Money - Without the time to commit I can't justify another $15/month, when I have a ton of games I don't have to pay monthly for to play.

Admittedly I've been hurting for a good RP fix, the Tabletop games I'm in these days are infrequent and often too short, and with no MMO to occupy my time I just don't get the opportunities I used to. Somewhere I need more time to do all the things I enjoy and I need to find away to make that time.

Sunday, January 8, 2012

Bah Money

Never too late in life to realize that you don't know crap about handling money. I'm looking at the next few months and I sincerely fear that I can't do it. Right now things are okay but a major source of income will be gone and I'm not sure the expenses associated with that income source are going to balance out the loss.

Gotta tighten the belt I guess, cut unnecessary costs and possibly give up somethings I enjoy. Mostly take-out, dunkin donuts, and trips to the post-karate diner (well ordering food from there anyways).
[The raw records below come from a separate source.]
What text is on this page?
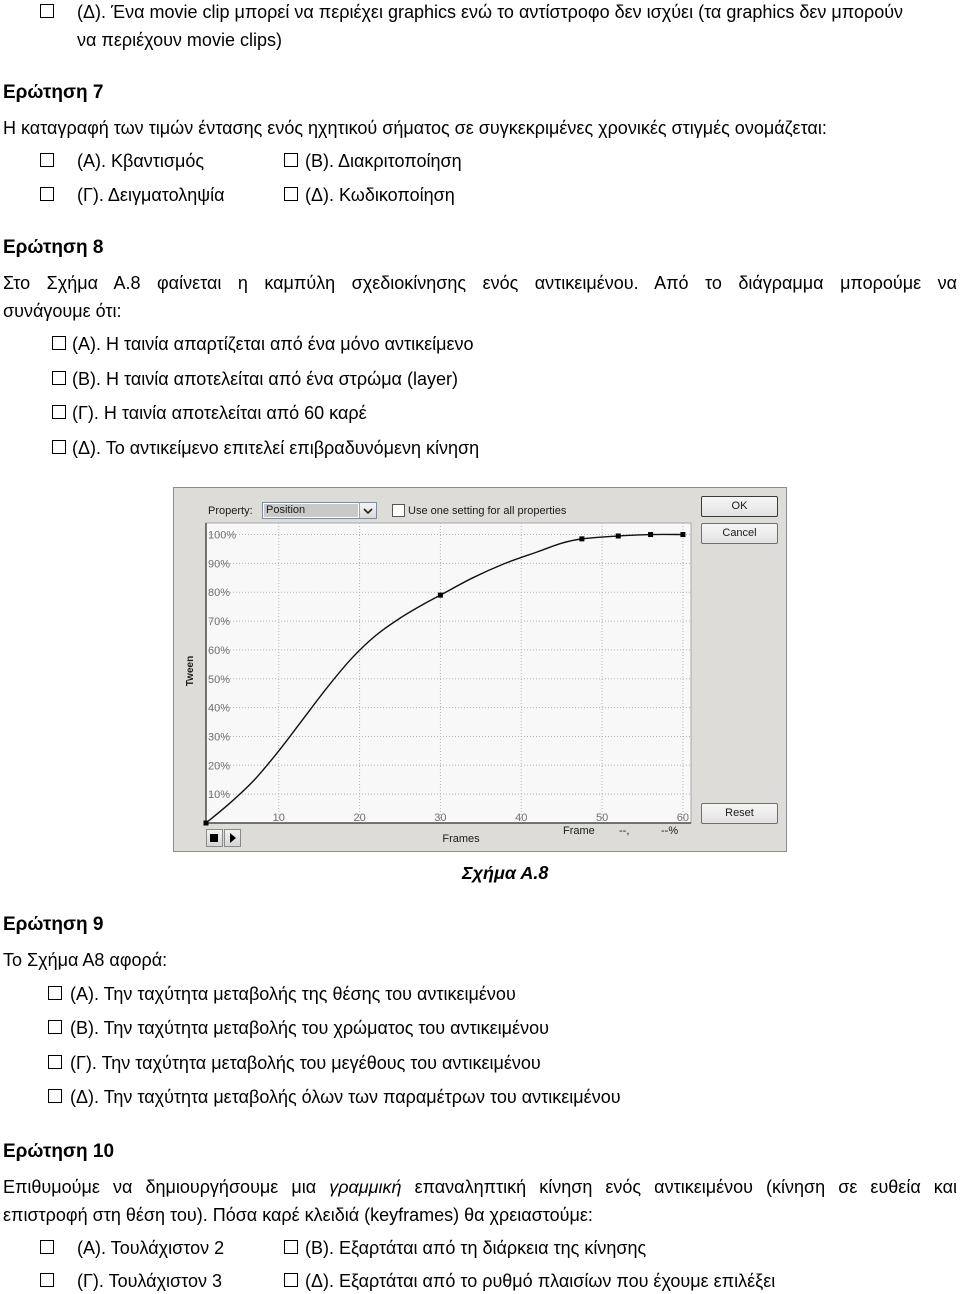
(Δ). Ένα movie clip μπορεί να περιέχει graphics ενώ το αντίστροφο δεν ισχύει (τα graphics δεν μπορούν
να περιέχουν movie clips)
Ερώτηση 7
Η καταγραφή των τιμών έντασης ενός ηχητικού σήματος σε συγκεκριμένες χρονικές στιγμές ονομάζεται:
(Α). Κβαντισμός	(Β). Διακριτοποίηση
(Γ). Δειγματοληψία	(Δ). Κωδικοποίηση
Ερώτηση 8
Στο Σχήμα Α.8 φαίνεται η καμπύλη σχεδιοκίνησης ενός αντικειμένου. Από το διάγραμμα μπορούμε να
συνάγουμε ότι:
(Α). Η ταινία απαρτίζεται από ένα μόνο αντικείμενο
(Β). Η ταινία αποτελείται από ένα στρώμα (layer)
(Γ). Η ταινία αποτελείται από 60 καρέ
(Δ). Το αντικείμενο επιτελεί επιβραδυνόμενη κίνηση
10%
20%
30%
40%
50%
60%
70%
80%
90%
100%
10	20	30	40	50	60
Property: Position	Use one setting for all properties	OK
Cancel
Reset
Tween
Frames
Frame --,	--%
Σχήμα Α.8
Ερώτηση 9
Το Σχήμα Α8 αφορά:
(Α). Την ταχύτητα μεταβολής της θέσης του αντικειμένου
(Β). Την ταχύτητα μεταβολής του χρώματος του αντικειμένου
(Γ). Την ταχύτητα μεταβολής του μεγέθους του αντικειμένου
(Δ). Την ταχύτητα μεταβολής όλων των παραμέτρων του αντικειμένου
Ερώτηση 10
Επιθυμούμε να δημιουργήσουμε μια γραμμική επαναληπτική κίνηση ενός αντικειμένου (κίνηση σε ευθεία και
επιστροφή στη θέση του). Πόσα καρέ κλειδιά (keyframes) θα χρειαστούμε:
(Α). Τουλάχιστον 2	(Β). Εξαρτάται από τη διάρκεια της κίνησης
(Γ). Τουλάχιστον 3	(Δ). Εξαρτάται από το ρυθμό πλαισίων που έχουμε επιλέξει
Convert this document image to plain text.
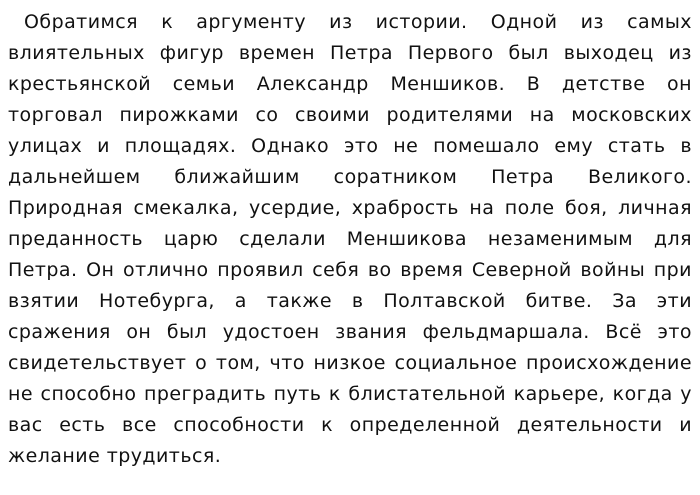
Обратимся к аргументу из истории. Одной из самых влиятельных фигур времен Петра Первого был выходец из крестьянской семьи Александр Меншиков. В детстве он торговал пирожками со своими родителями на московских улицах и площадях. Однако это не помешало ему стать в дальнейшем ближайшим соратником Петра Великого. Природная смекалка, усердие, храбрость на поле боя, личная преданность царю сделали Меншикова незаменимым для Петра. Он отлично проявил себя во время Северной войны при взятии Нотебурга, а также в Полтавской битве. За эти сражения он был удостоен звания фельдмаршала. Всё это свидетельствует о том, что низкое социальное происхождение не способно преградить путь к блистательной карьере, когда у вас есть все способности к определенной деятельности и желание трудиться.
At least on the gaming front I'm pretty filled to capacity so entertainment should be in abundance.

Ugh, I've never been good at this, and seems like I'm getting worse at it not better. Guess the key is to not get complacent, just because I might do well this month doesn't mean that I'm all set....

I thought this post was going somewhere, but it's wandered around and never really hit on a point.

Here's a point: If you have money to spare, save it, or give it to me.

Friday, January 6, 2012

Blog Necromancy

I've been feeling the need to write lately, so I figured I have this blog that almost no one reads and it's as good a place as any to get some writing done. Little bit of blog necromancy.... does that me a blogomancer? Probably not, I think I'd reserve that sort of title for people who are fairly skilled bloggers. This is pretty much me just rambling because I want to take thoughts and put them into print.

Work's been rough, I've repeatedly been asked to do what conventional wisdom around the office believes cannot be done. Multiple times, that is multiple separate endeavors all of which were believed to be not doable. So far, I'm batting a solid average more out of determination than any great amount of skill. This is the truth about most truly challenging programming projects, and perhaps any project, you will inevitably encounter something that goes beyond your expertise, and possibly even the expertise of your colleagues. This will call upon a different skill, the ability to pull it all together. I've been routinely working with several of the office experts, none of which have attempted something of this complexity, but have done similar projects in the past.

At this stage my role as a coder is secondary to actually solving this challenge. My job is to ask the right questions, challenge the right answers, and piece together what the actual solution is to my problem. So far its been arduous and it hasn't really hit that downhill part where I cruise to the finish. Almost there though, just hope its in time.